IMAX film about marine migration: "Wild Coast"
Film documents massive migration of sardines that brings predators of all kinds together along the southeastern tip of the African continent.
The KwaZulu-Natal Coastline—stretching from the east coast of South Africa to Mozambique, is the scene of an annual migration spectacle. Billions of sardines, driven towards the coast by warm ocean currents swarm in the sea, as sharks, seabirds, and dolphins wait.
"Wild Ocean" was co-directed by Steve McNicholas. You might know the English dancer-choreographer for his percussion theater troupe, Stomp. McNicholas traveled to South Africa to film another kind of choreography—and epic epic struggle for survival.
STEVE MCNICHOLAS: I was stunned. It was 2005, July, 2005, which is winter down there. And I was in a helicopter. We were scouting along the coast, so just taking photographs of the coast. And then I just saw this huge—it looked like—it honestly looked like an oil slick. I really thought there'd been some kind of spillage, because I'd actually just passed—there was a wreck of a tanker along the coast. But it was fish. It was this huge shoal of sardines that was really just a fraction of the shoal that was traveling along that coastline that was just swept into a little beach area. And they were literally coming up on to the sand on the beach. We landed the helicopter and went down and looked, and just this whole frenzy of people taking the sardines out of the water. The women going in with skirts and scooping sardines out in their skirts, people running in with buckets, taking fish out with buckets. And while all this is happening, you had—there was probably about twenty sharks moving in from the deeper water. So these sardines were truly doomed because on one hand you got the people on the beach who are going for them, you've got sharks in the water going for them and you've got gannets were coming in from above.
BRUCE GELLERMAN: I gotta tell you, those gannets, those birds, they look like they're dive bombing, they're kind of dropping out the sky, going boom—head-first right into the water.
MCNICHOLAS: Oh, they're incredible. I mean they plummet from 30, 40 foot in the air straight down into the ocean. And as you watch them, it's almost like they dislocate their wings or they become a living dart so when they hit the water—their skulls are specially strengthened to be able to take that impact, so when they hit the water, they go as deep as they possibly can with the—you know, the force of gravity takes them.
GELLERMAN: At one point in your film the narrator asks, you know, what can we do to keep the oceans alive. You never answer that question in the film. Did you not want to be preachy?
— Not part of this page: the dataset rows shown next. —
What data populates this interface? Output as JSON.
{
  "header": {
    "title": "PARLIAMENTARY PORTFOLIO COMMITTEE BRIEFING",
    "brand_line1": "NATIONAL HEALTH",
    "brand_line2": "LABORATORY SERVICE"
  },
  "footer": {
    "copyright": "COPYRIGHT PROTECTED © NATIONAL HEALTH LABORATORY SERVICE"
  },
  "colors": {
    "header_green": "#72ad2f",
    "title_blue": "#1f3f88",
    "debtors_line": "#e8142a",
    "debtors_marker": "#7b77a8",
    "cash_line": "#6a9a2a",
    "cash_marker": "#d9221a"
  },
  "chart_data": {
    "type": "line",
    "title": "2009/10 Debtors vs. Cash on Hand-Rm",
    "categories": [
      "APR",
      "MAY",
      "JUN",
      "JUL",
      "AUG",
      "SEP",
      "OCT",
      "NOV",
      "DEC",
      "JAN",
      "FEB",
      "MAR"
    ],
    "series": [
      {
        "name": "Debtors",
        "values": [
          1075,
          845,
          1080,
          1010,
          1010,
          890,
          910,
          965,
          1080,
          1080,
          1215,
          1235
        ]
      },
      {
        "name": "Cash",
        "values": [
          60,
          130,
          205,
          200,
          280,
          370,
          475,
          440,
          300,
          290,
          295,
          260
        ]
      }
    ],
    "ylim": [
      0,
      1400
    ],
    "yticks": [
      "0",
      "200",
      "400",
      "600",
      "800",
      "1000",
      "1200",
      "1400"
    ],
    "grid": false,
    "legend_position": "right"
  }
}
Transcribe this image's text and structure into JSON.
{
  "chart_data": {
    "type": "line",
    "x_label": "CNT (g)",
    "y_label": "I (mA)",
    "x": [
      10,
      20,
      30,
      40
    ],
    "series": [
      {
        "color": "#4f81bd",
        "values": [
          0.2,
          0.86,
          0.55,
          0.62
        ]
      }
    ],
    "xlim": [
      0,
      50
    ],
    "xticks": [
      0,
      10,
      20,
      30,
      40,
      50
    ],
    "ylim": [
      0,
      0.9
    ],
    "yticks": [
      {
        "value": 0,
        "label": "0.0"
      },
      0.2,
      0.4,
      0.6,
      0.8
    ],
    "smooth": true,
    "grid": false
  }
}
MCNICHOLAS: I see what you mean. No, didn't want to be preachy. You know that's just not the way I'd like to go about it. I don't preach in my personal life. You know, I really think that if people walk away and ask questions, I think that's a bit better than hitting them over the head with a, you know, list of things that they must go and do. But, you know, there are so many things we can do, and there are so many things we can be positive about when it come to the ocean. For me, the point of the movie was: Look – over a hundred years ago, this kind of thing used to happen on a much bigger scale all over the world. Now think about that. If people walk out thinking 'Wow, that's an incredible experience and I can't believe it used to happen just off the coast where I live.' If they can come way with that message, then that's, that's a start.